Biodiversité: le Parlement européen souhaite des objectifs clairs et contraignants

Les eurodéputés demandent notamment une révision urgente de la stratégie européenne  sur les pollinisateurs, avec des objectifs et des indicateurs clairs, afin de mettre  un terme au déclin de ces insectes.
Les eurodéputés demandent notamment une révision urgente de la stratégie européenne sur les pollinisateurs, avec des objectifs et des indicateurs clairs, afin de mettre un terme au déclin de ces insectes. - J.V.

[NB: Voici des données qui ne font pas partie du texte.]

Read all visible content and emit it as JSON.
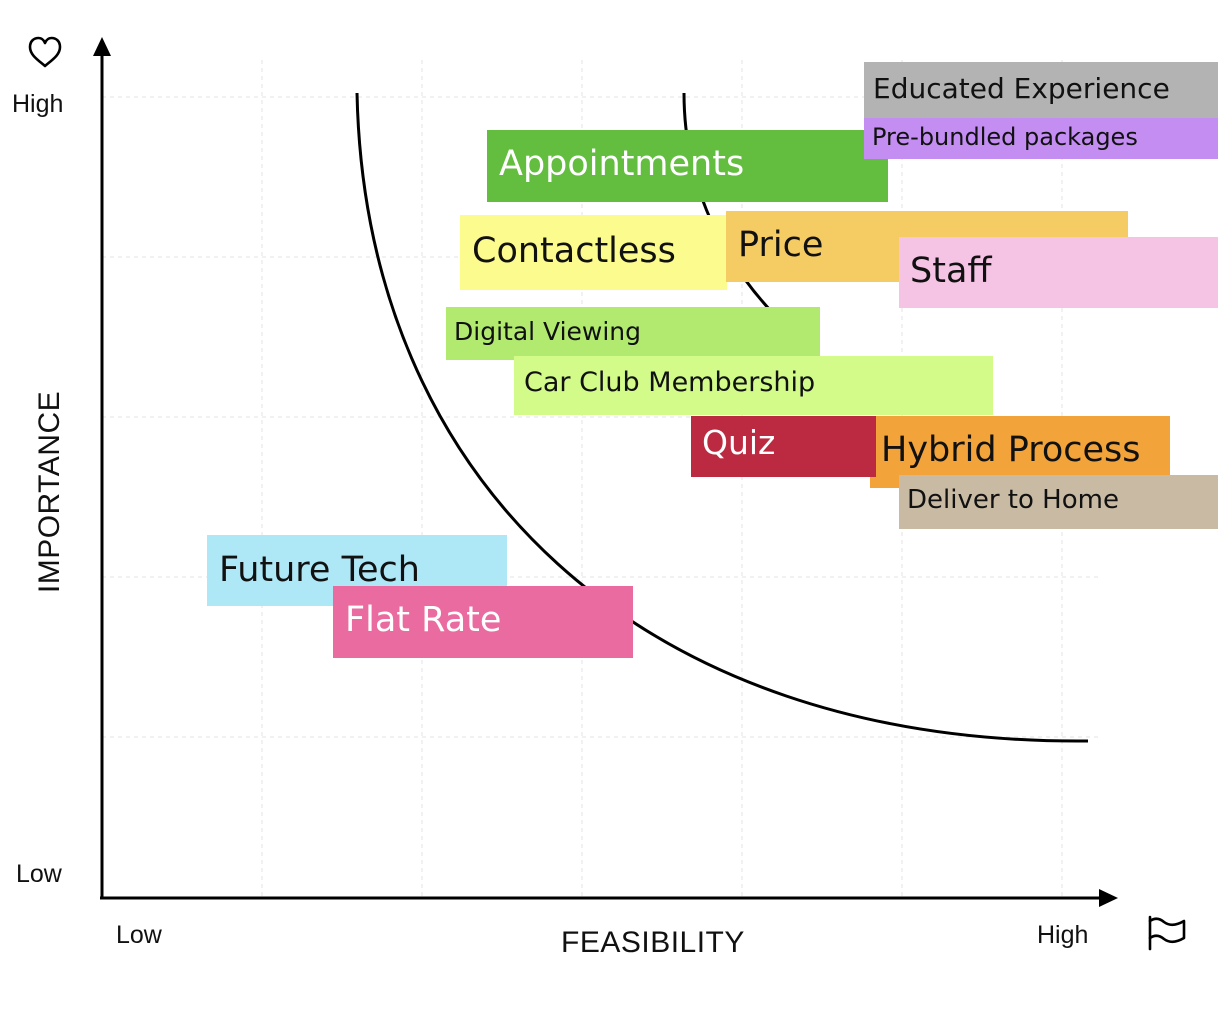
{
  "axes": {
    "y_title": "IMPORTANCE",
    "x_title": "FEASIBILITY",
    "y_high": "High",
    "y_low": "Low",
    "x_low": "Low",
    "x_high": "High",
    "y_icon": "heart-icon",
    "x_icon": "flag-icon"
  },
  "notes": [
    {
      "id": "future-tech",
      "text": "Future Tech",
      "color": "#aee8f7",
      "text_color": "#111111"
    },
    {
      "id": "flat-rate",
      "text": "Flat Rate",
      "color": "#ea6ba0",
      "text_color": "#ffffff"
    },
    {
      "id": "appointments",
      "text": "Appointments",
      "color": "#63bd3e",
      "text_color": "#ffffff"
    },
    {
      "id": "contactless",
      "text": "Contactless",
      "color": "#fbfb8e",
      "text_color": "#111111"
    },
    {
      "id": "price",
      "text": "Price",
      "color": "#f5cc63",
      "text_color": "#111111"
    },
    {
      "id": "staff",
      "text": "Staff",
      "color": "#f5c4e4",
      "text_color": "#111111"
    },
    {
      "id": "digital-viewing",
      "text": "Digital Viewing",
      "color": "#b1ea6e",
      "text_color": "#111111"
    },
    {
      "id": "car-club-membership",
      "text": "Car Club Membership",
      "color": "#d2fb8a",
      "text_color": "#111111"
    },
    {
      "id": "hybrid-process",
      "text": "Hybrid Process",
      "color": "#f2a33a",
      "text_color": "#111111"
    },
    {
      "id": "quiz",
      "text": "Quiz",
      "color": "#bc2a41",
      "text_color": "#ffffff"
    },
    {
      "id": "deliver-to-home",
      "text": "Deliver to Home",
      "color": "#c8baa3",
      "text_color": "#111111"
    },
    {
      "id": "educated-experience",
      "text": "Educated Experience",
      "color": "#b3b3b3",
      "text_color": "#111111"
    },
    {
      "id": "pre-bundled-packages",
      "text": "Pre-bundled packages",
      "color": "#c38df2",
      "text_color": "#111111"
    }
  ]
}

Le Parlement européen devrait adopter lors de sa session plénière de ce 10 juin son rapport sur la stratégie de l’UE en faveur de la biodiversité à l’horizon 2030 qui va plus loin que ce que propose Bruxelles. La commission parlement de l’Environnement a voté le 28 mai son projet en la matière qui confirme notamment l’objectif de 25 % de surfaces en agriculture biologique et d’au moins 10 % terres à haute biodiversité.

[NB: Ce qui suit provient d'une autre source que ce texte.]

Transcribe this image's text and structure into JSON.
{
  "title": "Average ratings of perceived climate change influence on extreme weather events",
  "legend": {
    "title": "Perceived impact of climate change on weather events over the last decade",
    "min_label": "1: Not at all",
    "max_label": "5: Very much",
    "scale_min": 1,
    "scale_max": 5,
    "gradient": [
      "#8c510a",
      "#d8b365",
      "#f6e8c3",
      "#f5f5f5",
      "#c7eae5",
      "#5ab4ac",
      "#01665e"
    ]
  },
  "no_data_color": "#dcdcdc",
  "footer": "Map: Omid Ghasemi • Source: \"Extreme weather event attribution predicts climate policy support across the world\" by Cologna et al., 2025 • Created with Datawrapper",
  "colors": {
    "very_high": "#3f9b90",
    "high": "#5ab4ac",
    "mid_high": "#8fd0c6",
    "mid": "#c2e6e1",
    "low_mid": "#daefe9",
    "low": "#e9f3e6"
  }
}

Cette résolution a nécessité un important travail de compromis. En effet, quelque 1.216 amendements (soit 663 pages…) ont été déposés au total, incluant les avis des commissions de l’Agriculture, de la Pêche, du Commerce international, des Affaires étrangères et du Développement. Mais au final, le texte a été validé à une large majorité (62 voix contre 4, et 12 abstentions).

Avec l’échec des précédentes stratégies pour la biodiversité (à l’horizon 2010 et 2020), la nouvelle stratégie doit traiter de façon efficace les cinq principaux facteurs de changement dans la nature (utilisation des terres et des mers, exploitation directe des organismes, changement climatique, pollution et espèces exotiques envahissantes), préviennent les eurodéputés. Pour y parvenir ils estiment que la mobilisation par l’UE de 20 milliards d’euros par an est nécessaire.

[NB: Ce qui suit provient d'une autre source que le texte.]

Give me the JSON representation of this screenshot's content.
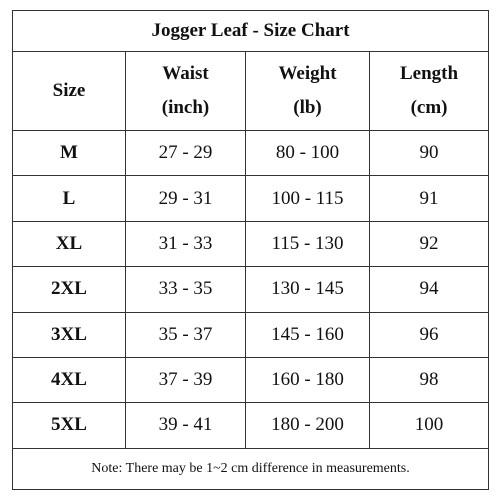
{
  "title": "Jogger Leaf - Size Chart",
  "headers": {
    "size": "Size",
    "waist": [
      "Waist",
      "(inch)"
    ],
    "weight": [
      "Weight",
      "(lb)"
    ],
    "length": [
      "Length",
      "(cm)"
    ]
  },
  "rows": [
    {
      "size": "M",
      "waist": "27 - 29",
      "weight": "80 - 100",
      "length": "90"
    },
    {
      "size": "L",
      "waist": "29 - 31",
      "weight": "100 - 115",
      "length": "91"
    },
    {
      "size": "XL",
      "waist": "31 - 33",
      "weight": "115 - 130",
      "length": "92"
    },
    {
      "size": "2XL",
      "waist": "33 - 35",
      "weight": "130 - 145",
      "length": "94"
    },
    {
      "size": "3XL",
      "waist": "35 - 37",
      "weight": "145 - 160",
      "length": "96"
    },
    {
      "size": "4XL",
      "waist": "37 - 39",
      "weight": "160 - 180",
      "length": "98"
    },
    {
      "size": "5XL",
      "waist": "39 - 41",
      "weight": "180 - 200",
      "length": "100"
    }
  ],
  "note": "Note: There may be 1~2 cm difference in measurements."
}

Protéger les sols et les pollinisateurs

En matière agricole, le projet plaide pour que les futurs plans stratégiques de la politique agricole commune soient alignés avec les objectifs du Green deal. Les eurodéputés demandent pour cela à la Commission européenne, une fois les plans stratégiques nationaux approuvés, de procéder à une évaluation indépendante de leur impact global attendu et, lorsque cette analyse considère que les efforts sont insuffisants, d’exiger des États membres qu’ils modifient leurs plans ou que le règlement sur les plans stratégiques soit révisé à mi-parcours.

Les eurodéputés se prononcent également pour l’adoption d’une législation pour la protection et l’utilisation durable des sols ainsi que pour une révision urgente de la stratégie européenne sur les pollinisateurs de 2018, avec des objectifs et des indicateurs clairs, afin de mettre un terme au déclin de ces insectes. Enfin, leur résolution s’oppose au renouvellement de l’autorisation du glyphosate après le 31 décembre 2022.

Des objectifs irréalistes, selon le Copa-Cogeca

Des propositions que les organisations et coopératives agricoles de l’UE (Copa-Cogeca) jugent très « éloignées de la réalité du terrain ». « Une fois encore, estiment-elles dans un communiqué du 28 mai, nous avons devant nous des objectifs irréalistes ». Le Copa-Cogeca se dit « très inquiet de l’approche dogmatique proposée qui remet en question les fondements même du concept de durabilité tout en proposant très peu d’options concrètes aux agriculteurs et États membres ».

Il soutient par contre la résolution sur deux points : la nécessité de mener une analyse d’impact globale de la stratégie en faveur de la biodiversité et, sur le commerce, le respect de la réciprocité des contraintes environnementales.